Jack London’ın romanını yazdığı dönemde, 1907 yılında Karl Marx’ın kitapları Amerika’da henüz yayınlanmamıştı derler. Dolayısıyla, London’ın romanında kurduğu “teorik alt yapı” tamamen kendi sezgilerinin ürünüdür.

İnsanların romana asıl ilgisi, özellikle de Avrupa’da 1934 yılında başladı. O sene bütün Avrupa, neredeyse hep birlikte kitapçılara koşarak, çılgınlar gibi bu romanı alıp okumaya başladı. Kitap bir anda karaborsaya düştü. Roman 1907’de yazılmıştı ve o sırada gemi azıya almış bir şekilde gelmekte olan “faşizmi” Jack London; George Orwell’ın deyimiyle “şaşırtıcı bir isabetle” bir kâhin gibi öngörmüştü romanında.

Gelecek hakkında bir romandır “Demir Ökçe”, yazara göre yakında bir dünya devrimi patlak verecek, herkes sosyalizme koşacak. (Orwell’ın, daha sonra yazacağı meşhur “1984” romanının ilhamını bu kitaptan aldığı söylenir. Hatta “Demir Ökçe”de tarih olarak da “1984” var: Bendeki baskının 248. sayfasında bir dipnotta Asgard ile Ardis şehirlerinin inşasından bahseder yazar, Asgard şehrinin inşasının 1984 yılında tamamlandığını söyler.)

Faşizm kehanetini bir tarafa bırakacaksak, sosyalizmin bütün dünyaya aynı anda geleceği kehaneti tutmadı London’ın. Hatta kitap yazıldıktan on sene sonra, kitapta hiç adı geçmeyen bir ülkede, Rusya’da devrim patlak verdi. Ama yine de aklıselimi elden bırakmaz yazar. Ona göre “devrim yolu” öyle kolay bir yol değildir, kapitalistler iktidarını öyle kolay kolay çapulcu proleterlere teslim etmezler. Bütün baskıcı kurum ve güçler onların elindedir. İsyana karşı çabuk örgütlenir ve anında gardlarını alırlar. Sahip olduklarını muhafaza etmek için ellerinden gelen her şeyi yaparlar. Bu yüzden romanda, yine Orwell’ın demesiyle, “örgütlü bir dehşetin hüküm sürdüğü, Nazi Almanya’sıyla zaman zaman şaşırtıcı benzerlikler gösteren korkunç bir tablo” ortaya çıkar.

Jack London’ın, romanı yazdıktan neredeyse otuz sene sonra olacakları kestirmesinin sebebi ne olabilir acaba? Yoksa London bir kâhin miydi?

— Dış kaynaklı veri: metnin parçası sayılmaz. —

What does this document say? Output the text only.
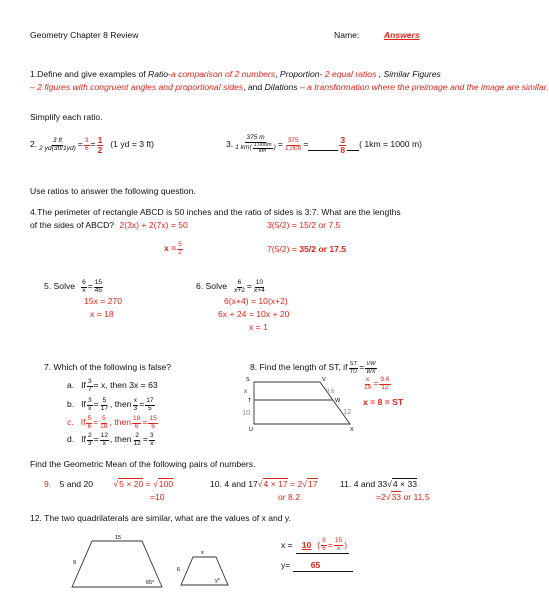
Geometry Chapter 8 Review	Name:	Answers
1.Define and give examples of Ratio-a comparison of 2 numbers, Proportion- 2 equal ratios , Similar Figures
– 2 figures with congruent angles and proportional sides, and Dilations – a transformation where the preimage and the image are similar.
Simplify each ratio.
2. $\frac{3 ft}{2 yd(3ft/1yd)} = \frac{3}{6} = \frac{1}{2} (1$ yd = 3 ft)	3. $\frac{375 m}{1 km( \frac{1,000m}{km} )} = \frac{375}{1,000}$ =	$\frac{3}{8}$ ( 1km = 1000 m)
Use ratios to answer the following question.
4.The perimeter of rectangle ABCD is 50 inches and the ratio of sides is 3:7. What are the lengths
of the sides of ABCD? 2(3x) + 2(7x) = 50	3(5/2) = 15/2 or 7.5
$x = \frac{5}{2}$	7(5/2) = 35/2 or 17.5
5. Solve $\frac{6}{x} = \frac{15}{45}$
15x = 270
x = 18
6. Solve $\frac{6}{x+2} = \frac{10}{x+4}$
6(x+4) = 10(x+2)
6x + 24 = 10x + 20
x = 1
7. Which of the following is false?
a. If $\frac{3}{7} = x$ , then 3x = 63
b. If $\frac{3}{x} = \frac{5}{17}$ , then $\frac{x}{3} = \frac{17}{5}$
c. If $\frac{5}{6} = \frac{5}{18}$ , then $\frac{18}{6} = \frac{15}{6}$
d. If $\frac{2}{3} = \frac{12}{x}$ , then $\frac{2}{12} = \frac{3}{x}$
8. Find the length of ST, if $\frac{ST}{TU} = \frac{VW}{WX}$
$\frac{x}{10} = \frac{9.6}{12}$
x = 8 = ST
S	V
T	W
U	X
x	9.6
10	12
Find the Geometric Mean of the following pairs of numbers.
9. 5 and 20 √5 × 20 = √100
=10
10. 4 and 17√4 × 17 = 2√17
or 8.2
11. 4 and 33√4 × 33
=2√33 or 11.5
12. The two quadrilaterals are similar, what are the values of x and y.
15
9
65°
x
6
y°
x = 10 ( $\frac{9}{6} = \frac{15}{x}$ )
y= 65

George Orwel bu soruya şu cevabı verir:

“Ve sanırım bunu yapabilmesinin sebebi, onun da içinde bir yerlerde faşist bir damarın, ya da hiç değilse gaddarca bir yanının bulunmasıydı. Bu yanının getirdiği eksiklikler var elbette ama okullu sosyalistlerin genelde anlamakta zorlandıkları bir şeyi, büyük servet sahiplerinin basit kötü adamlardan ibaret olmadıklarını, uygarlığın koruyucuları olduklarına samimiyetle inandıklarını ve bütün güçlerini buradan aldıklarını anlamasına da varmış.” (George Orwell, “Edebiyat Üzerine”, Can Yayınları, s.171)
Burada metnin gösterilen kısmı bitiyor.